Anti-NCAM antibody inhibition of PHE-CoV binding to N2a cells. PHE-CoV binding assay using various concentrations of anti-NCAM antibody. The 10 μg/ml anti-NCAM antibody inhibited PHE-CoV binding to N2a cells by 75%. With the increased anti-NCAM antibody concentration in the blocking, the inhibition rate increased accordingly. The 25 μg/ml anti-NCAM antibody inhibited PHE-CoV binding to N2a cells by 95.7%. However, the proliferation of virus could not be suppressed completely.

Figure 6

Double-stranded siRNA could effectively inhibit NCAM expression in N2a cells. N2a cells were transfected with siRNA targeted against NCAM. The cells were harvested after siRNA transfection and analyzed by FACS with rabbit anti-NCAM antibody and FITC-conjugated goat anti-rabbit IgG (H+L). Mock-transfected siRNA N2a cells served as a control. There appeared to be a slight decrease of the positive rate of N2a KD cells compared to that of controls within 72 hours.

Figure 7

The NCAM siRNAs inhibit PHE-CoV infection by indirect immunofluorescence.
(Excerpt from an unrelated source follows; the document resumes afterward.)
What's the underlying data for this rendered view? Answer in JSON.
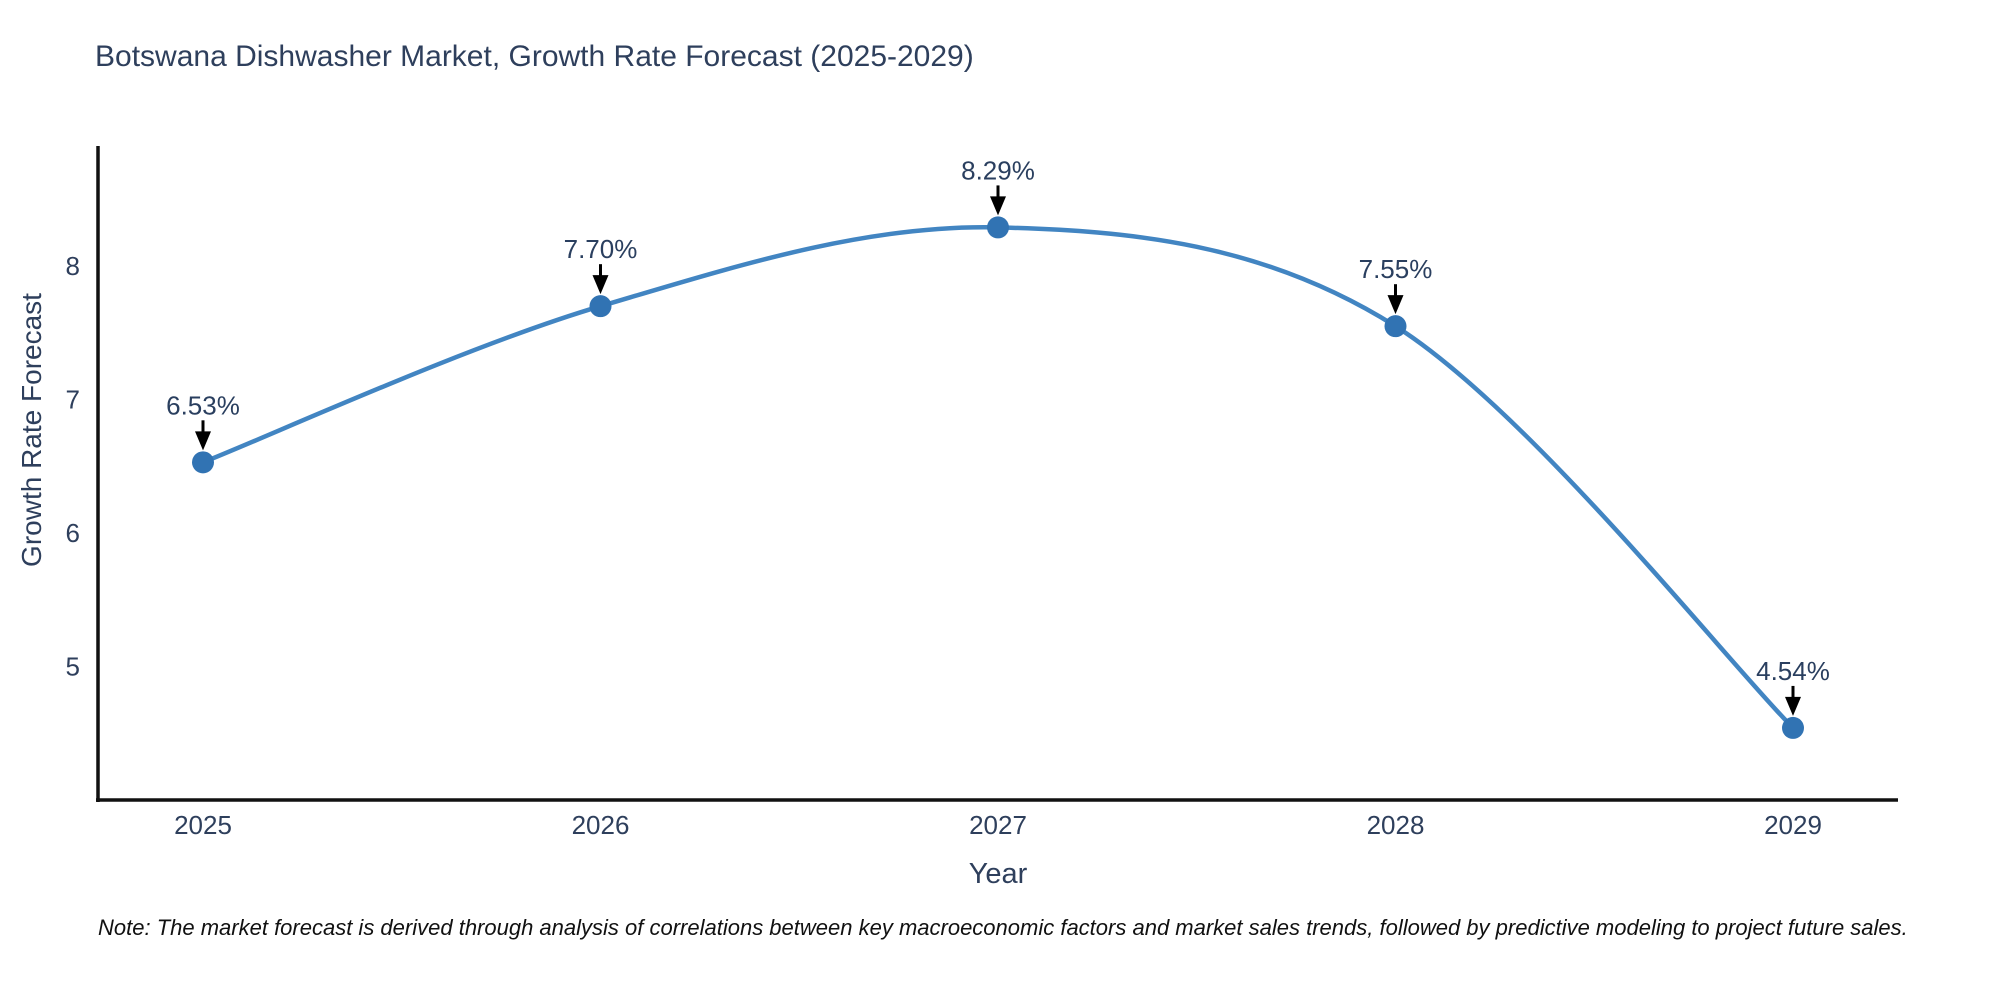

After a 48 h viral infection, the N2a cells were fixed with 80% acetone for 10 min at -20°C, rehydrated in PBS, labeled with rabbit PHE-CoV antiserum, and washed three times with PBS. FITC-conjugated goat anti-rabbit IgG (H+L) (1:50 dilution) was added to the N2a cell mixtures for 30 min at room temperature, and the cells were washed and observed with an Olympus FV1000 laser scanning confocal microscope. Microscopic magnification, 400×. (A) Mock transfection (stained with PHE-CoV-positive serum); (B) Mock transfection (stained with PHE-CoV-negative serum); (C) siCtrl transfection; (D) siNCAM79 transfection; (E) siNCAM81 transfection; (F) siNCAM90 transfection.

Figure 8

The NCAM siRNAs could inhibit PHE-CoV infection in a period of time. Culture supernantants were collected 120 hours after the PHE-CoV challenge. The supernatants harvested at indicated timings were subjected to plaque assay. There was significant difference (p < 0.05) in virus titres. Knock-down of NCAM caused a marked reduction of PHE-CoV infection within 84 hours.